- Najpierw kojarzył mi się z wojną, potem przywiozłem stamtąd najpiękniejsze widoki gór na świecie - powiedział w "Popołudniowej przeplatance" Radia Szczecin major Marcel Podhorodecki.
- Refleksji mam wiele, jeśli chodzi o Afganistan..., zanim tam wyjechałem kojarzył mi się z wojną. A gdy tam przyjechałem i po ośmiu miesiącach wróciłem do Polski to przede wszystkim kojarzy mi się z pięknymi widokami gór. To są najpiękniejsze góry na świecie - ocenił mjr Podhorodecki.
Teraz nasi żołnierze będą mieli zupełnie inne zadania niż te, które mieli na początku, 17 lat temu - dodał mjr Podhorodecki.

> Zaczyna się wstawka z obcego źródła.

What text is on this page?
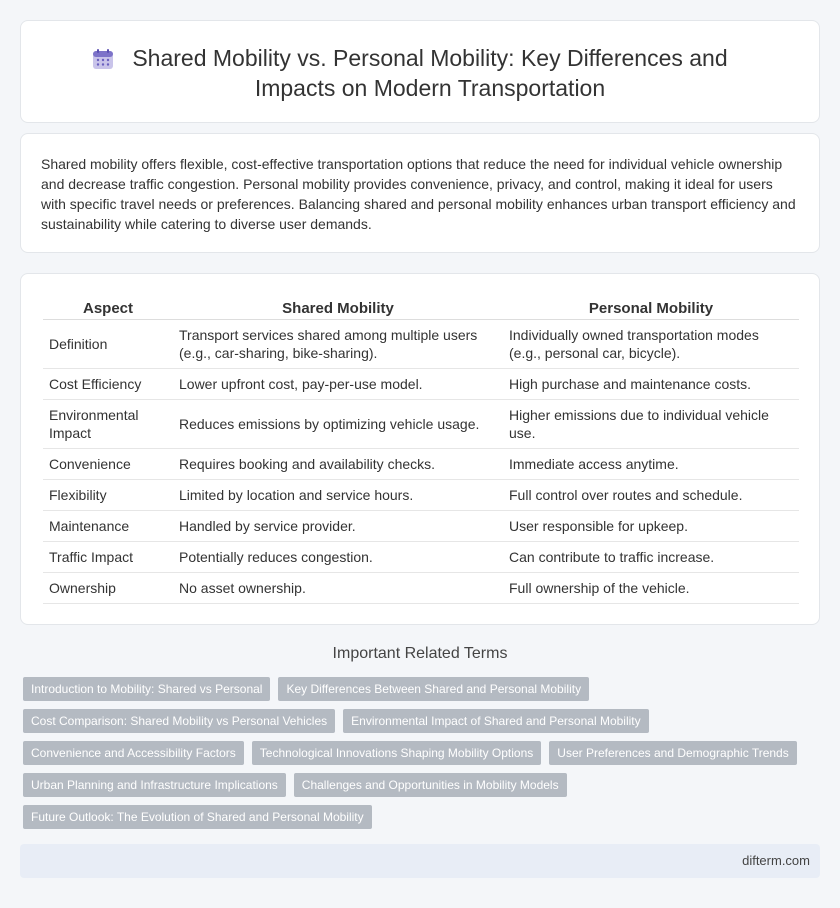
Shared Mobility vs. Personal Mobility: Key Differences and Impacts on Modern Transportation

Shared mobility offers flexible, cost-effective transportation options that reduce the need for individual vehicle ownership and decrease traffic congestion. Personal mobility provides convenience, privacy, and control, making it ideal for users with specific travel needs or preferences. Balancing shared and personal mobility enhances urban transport efficiency and sustainability while catering to diverse user demands.

Aspect	Shared Mobility	Personal Mobility
Definition	Transport services shared among multiple users (e.g., car-sharing, bike-sharing).	Individually owned transportation modes (e.g., personal car, bicycle).
Cost Efficiency	Lower upfront cost, pay-per-use model.	High purchase and maintenance costs.
Environmental Impact	Reduces emissions by optimizing vehicle usage.	Higher emissions due to individual vehicle use.
Convenience	Requires booking and availability checks.	Immediate access anytime.
Flexibility	Limited by location and service hours.	Full control over routes and schedule.
Maintenance	Handled by service provider.	User responsible for upkeep.
Traffic Impact	Potentially reduces congestion.	Can contribute to traffic increase.
Ownership	No asset ownership.	Full ownership of the vehicle.
Important Related Terms
Introduction to Mobility: Shared vs Personal	Key Differences Between Shared and Personal Mobility
Cost Comparison: Shared Mobility vs Personal Vehicles	Environmental Impact of Shared and Personal Mobility
Convenience and Accessibility Factors	Technological Innovations Shaping Mobility Options	User Preferences and Demographic Trends
Urban Planning and Infrastructure Implications	Challenges and Opportunities in Mobility Models
Future Outlook: The Evolution of Shared and Personal Mobility
difterm.com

- Na początku byli to saperzy i logistycy; małe, 100-osobowe kontyngenty. Od roku 2007 w szczytowym momencie było ponad 2500 żołnierzy na teatrze działań. W latach 2007-2014, kiedy trwała misja wsparcia bezpieczeństwa ISAF zginęło 43 żołnierzy polskich. Teraz jest to misja doradczo-szkoleniowa, a nie bojowa - zaznaczył Podhorodecki.
W koszarach 12. Brygady Zmechanizowanej odbyło się w środę pożegnanie 300 żołnierzy "dwunastki", którzy już w czwartek rano wylecą na misję do Afganistanu.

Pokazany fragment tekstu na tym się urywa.